Connect solar panels to the 5V regulated input of the Arduino [image]

Scenario: Arduino Uno is powered from the 5V pin and GND pin with a 3.7V Li-po battery. (Note: no USB).
The solar panels provide from 0V to 10V on full Sun. I got 4 cells on total 2 connected on series and then the two pares in series connected in parallel. (is not clear with this just ask).

I want to charge that Li-po battery with the solar panels but I do not want to connect the cells with a diode and then to the battery. So I realized that if I put the battery on the pins powering the Arduino directly the 5V input regulator act as a diode. What if I hook the solar panels in the 5V Arduino Input?

If the cells are giving only 1V that should help extend the battery life. If the solars are giving 8V, that should be charging the battery and powering the arduino at the same time.

Is there any problem in doing this? any better and simple solution for this?

How about sketching that out?

Draw it on a sheet of paper, take a picture of that and post it (as an attachment.)

[quote author=Runaway Pancake link=topic=165936.msg1237831#msg1237831 date=1368322016] How about sketching that out?

Draw it on a sheet of paper, take a picture of that and post it (as an attachment.) [/quote]

I have added a corny picture, but that will do.

LIPO batteries must not be overcharged, which is around 4.2 V per cell.
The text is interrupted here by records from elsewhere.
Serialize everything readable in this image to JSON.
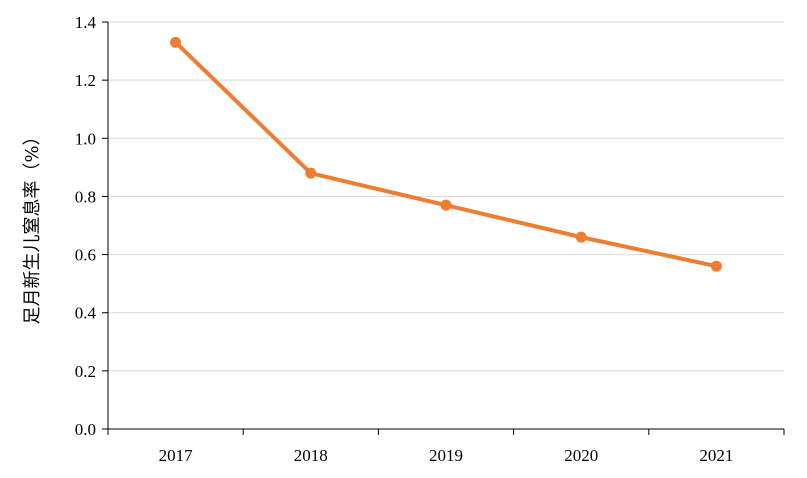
{
  "chart_data": {
    "type": "line",
    "title": "",
    "xlabel": "",
    "ylabel": "足月新生儿窒息率（%）",
    "categories": [
      "2017",
      "2018",
      "2019",
      "2020",
      "2021"
    ],
    "series": [
      {
        "values": [
          1.33,
          0.88,
          0.77,
          0.66,
          0.56
        ],
        "color": "#ED7D31"
      }
    ],
    "ylim": [
      0,
      1.4
    ],
    "yticks": [
      "0.0",
      "0.2",
      "0.4",
      "0.6",
      "0.8",
      "1.0",
      "1.2",
      "1.4"
    ],
    "grid": true,
    "legend": "none",
    "gridColor": "#D9D9D9",
    "axisColor": "#000000"
  }
}
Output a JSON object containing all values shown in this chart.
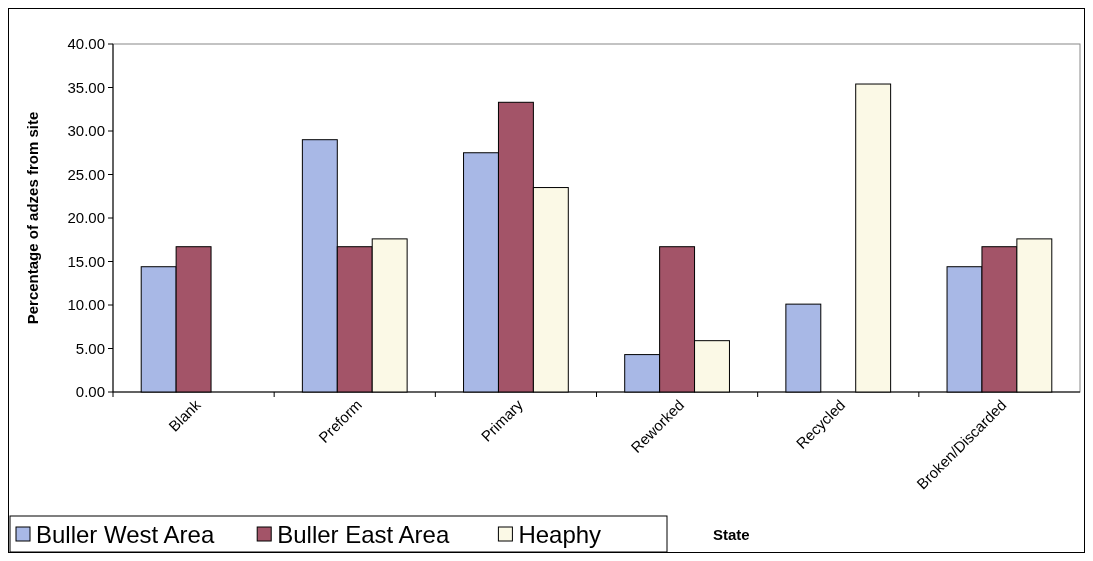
{
  "chart_data": {
    "type": "bar",
    "xlabel": "State",
    "ylabel": "Percentage of adzes from site",
    "categories": [
      "Blank",
      "Preform",
      "Primary",
      "Reworked",
      "Recycled",
      "Broken/Discarded"
    ],
    "series": [
      {
        "name": "Buller West Area",
        "color": "#a8b8e6",
        "values": [
          14.4,
          29.0,
          27.5,
          4.3,
          10.1,
          14.4
        ]
      },
      {
        "name": "Buller East Area",
        "color": "#a35468",
        "values": [
          16.7,
          16.7,
          33.3,
          16.7,
          null,
          16.7
        ]
      },
      {
        "name": "Heaphy",
        "color": "#fbf9e6",
        "values": [
          null,
          17.6,
          23.5,
          5.9,
          35.4,
          17.6
        ]
      }
    ],
    "ylim": [
      0,
      40
    ],
    "yticks": [
      {
        "value": 0,
        "label": "0.00"
      },
      {
        "value": 5,
        "label": "5.00"
      },
      {
        "value": 10,
        "label": "10.00"
      },
      {
        "value": 15,
        "label": "15.00"
      },
      {
        "value": 20,
        "label": "20.00"
      },
      {
        "value": 25,
        "label": "25.00"
      },
      {
        "value": 30,
        "label": "30.00"
      },
      {
        "value": 35,
        "label": "35.00"
      },
      {
        "value": 40,
        "label": "40.00"
      }
    ],
    "legend": "bottom left"
  }
}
Theres nothing in your diagram to stop the battery being overcharged by the Solar Panels. Otherwise it will work.

LiPo batteries are very fussy about how they're charged (and dangerous if misused) so for any solution that can charge the LiPos you will need to use a battery controller. There is an Arduino clone that has an integral LiPo controller. If you don't use that, you'll need to research how LiPo controllers work and design/build/test your own. Note that some LiPo failure modes can be very dangerous and it's usually recommended that LiPos should not be left unattended while charging.
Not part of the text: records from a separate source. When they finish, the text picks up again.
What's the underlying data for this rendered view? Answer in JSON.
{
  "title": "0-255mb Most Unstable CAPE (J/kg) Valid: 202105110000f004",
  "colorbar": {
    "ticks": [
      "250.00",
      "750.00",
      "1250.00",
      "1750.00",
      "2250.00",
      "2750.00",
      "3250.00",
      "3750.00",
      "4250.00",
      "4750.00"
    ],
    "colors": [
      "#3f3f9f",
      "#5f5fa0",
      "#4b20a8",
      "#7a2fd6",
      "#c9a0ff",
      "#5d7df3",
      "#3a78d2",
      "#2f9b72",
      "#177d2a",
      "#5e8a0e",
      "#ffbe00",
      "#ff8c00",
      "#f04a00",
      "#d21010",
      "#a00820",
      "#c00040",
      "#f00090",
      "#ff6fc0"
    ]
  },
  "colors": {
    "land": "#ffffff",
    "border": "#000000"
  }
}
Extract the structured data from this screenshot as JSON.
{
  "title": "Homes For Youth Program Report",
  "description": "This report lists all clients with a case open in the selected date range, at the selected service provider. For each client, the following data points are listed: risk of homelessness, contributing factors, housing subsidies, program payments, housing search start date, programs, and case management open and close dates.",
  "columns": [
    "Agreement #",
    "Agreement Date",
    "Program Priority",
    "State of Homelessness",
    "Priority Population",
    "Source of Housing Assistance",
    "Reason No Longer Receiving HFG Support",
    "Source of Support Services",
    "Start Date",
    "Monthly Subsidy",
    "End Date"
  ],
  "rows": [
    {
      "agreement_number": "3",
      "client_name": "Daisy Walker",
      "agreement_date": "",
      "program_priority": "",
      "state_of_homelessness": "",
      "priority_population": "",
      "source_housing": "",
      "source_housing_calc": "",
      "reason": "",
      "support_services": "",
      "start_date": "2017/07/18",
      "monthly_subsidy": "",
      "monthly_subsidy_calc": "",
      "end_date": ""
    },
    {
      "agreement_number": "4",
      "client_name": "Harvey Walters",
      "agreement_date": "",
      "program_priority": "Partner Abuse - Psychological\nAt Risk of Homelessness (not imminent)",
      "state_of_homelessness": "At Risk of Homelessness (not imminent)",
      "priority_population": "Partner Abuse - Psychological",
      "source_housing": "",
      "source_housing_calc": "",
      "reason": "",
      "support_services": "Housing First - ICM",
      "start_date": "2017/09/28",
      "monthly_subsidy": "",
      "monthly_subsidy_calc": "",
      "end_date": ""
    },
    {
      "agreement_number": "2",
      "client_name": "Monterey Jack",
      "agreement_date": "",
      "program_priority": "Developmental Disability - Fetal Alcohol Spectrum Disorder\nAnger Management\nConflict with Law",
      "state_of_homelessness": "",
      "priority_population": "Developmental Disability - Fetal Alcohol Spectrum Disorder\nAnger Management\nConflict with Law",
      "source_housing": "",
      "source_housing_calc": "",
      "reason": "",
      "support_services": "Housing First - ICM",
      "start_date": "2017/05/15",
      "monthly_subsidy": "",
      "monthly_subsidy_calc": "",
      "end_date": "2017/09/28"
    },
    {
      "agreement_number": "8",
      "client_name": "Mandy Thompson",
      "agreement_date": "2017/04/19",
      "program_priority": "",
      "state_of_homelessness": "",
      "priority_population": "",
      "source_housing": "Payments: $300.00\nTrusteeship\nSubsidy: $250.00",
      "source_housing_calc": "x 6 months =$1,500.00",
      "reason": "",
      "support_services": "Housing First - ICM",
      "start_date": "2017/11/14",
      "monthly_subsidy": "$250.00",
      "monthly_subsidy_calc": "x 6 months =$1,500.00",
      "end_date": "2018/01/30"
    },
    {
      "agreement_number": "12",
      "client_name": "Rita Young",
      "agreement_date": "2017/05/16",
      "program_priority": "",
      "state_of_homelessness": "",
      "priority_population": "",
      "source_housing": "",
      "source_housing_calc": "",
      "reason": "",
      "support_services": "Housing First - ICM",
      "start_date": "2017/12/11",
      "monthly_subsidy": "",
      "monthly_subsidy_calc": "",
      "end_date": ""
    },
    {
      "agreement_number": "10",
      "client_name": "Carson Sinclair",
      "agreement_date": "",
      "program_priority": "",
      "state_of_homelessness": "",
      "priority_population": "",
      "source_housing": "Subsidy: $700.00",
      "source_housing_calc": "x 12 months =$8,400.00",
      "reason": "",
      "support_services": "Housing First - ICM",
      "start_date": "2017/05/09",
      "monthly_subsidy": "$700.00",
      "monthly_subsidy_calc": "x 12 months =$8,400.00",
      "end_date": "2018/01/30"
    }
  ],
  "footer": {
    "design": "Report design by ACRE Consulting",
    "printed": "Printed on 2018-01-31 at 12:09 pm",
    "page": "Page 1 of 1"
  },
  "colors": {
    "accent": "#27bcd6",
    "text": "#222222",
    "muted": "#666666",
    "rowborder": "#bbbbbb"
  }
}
Other types of rechargeable battery such as NiMH and NiCd are far more tolerant and could be managed with a current limited supply and a simple peak voltage detector.

If you only want the solar panels to be used in preference to the LiPo when available (and revert to LiPo power when there is no solar power available) with no recharge capability, you could do that by arranging for the solar supply to provide a higher voltage than the LiPo, with diodes on both of them to prevent either source discharging through the other. You will suffer some voltage loss from the diodes, and if you're going for maximum efficiency that could be important. Also, it sounds as if your solar cells are producing a far higher voltage than you need and if efficiency matters to you then you would need to choose an efficient way of dropping this down to your required output voltage. For example, you might be able to use a switched mode power supply/buck converter to produce a low voltage regulated output from a high voltage unregulated input. If you use the right type of converter, this could step the solar feed up to 5V even when the solar panels are producing less than 5V, as long as they're producing enough current. (You'd need to look at the voltage/current characteristics of your solar panels to decide whether this was worth doing.)

Also ensure that you isolate the LiPos when the voltage drops below the critical thresholds as they can be damaged by over-discharge.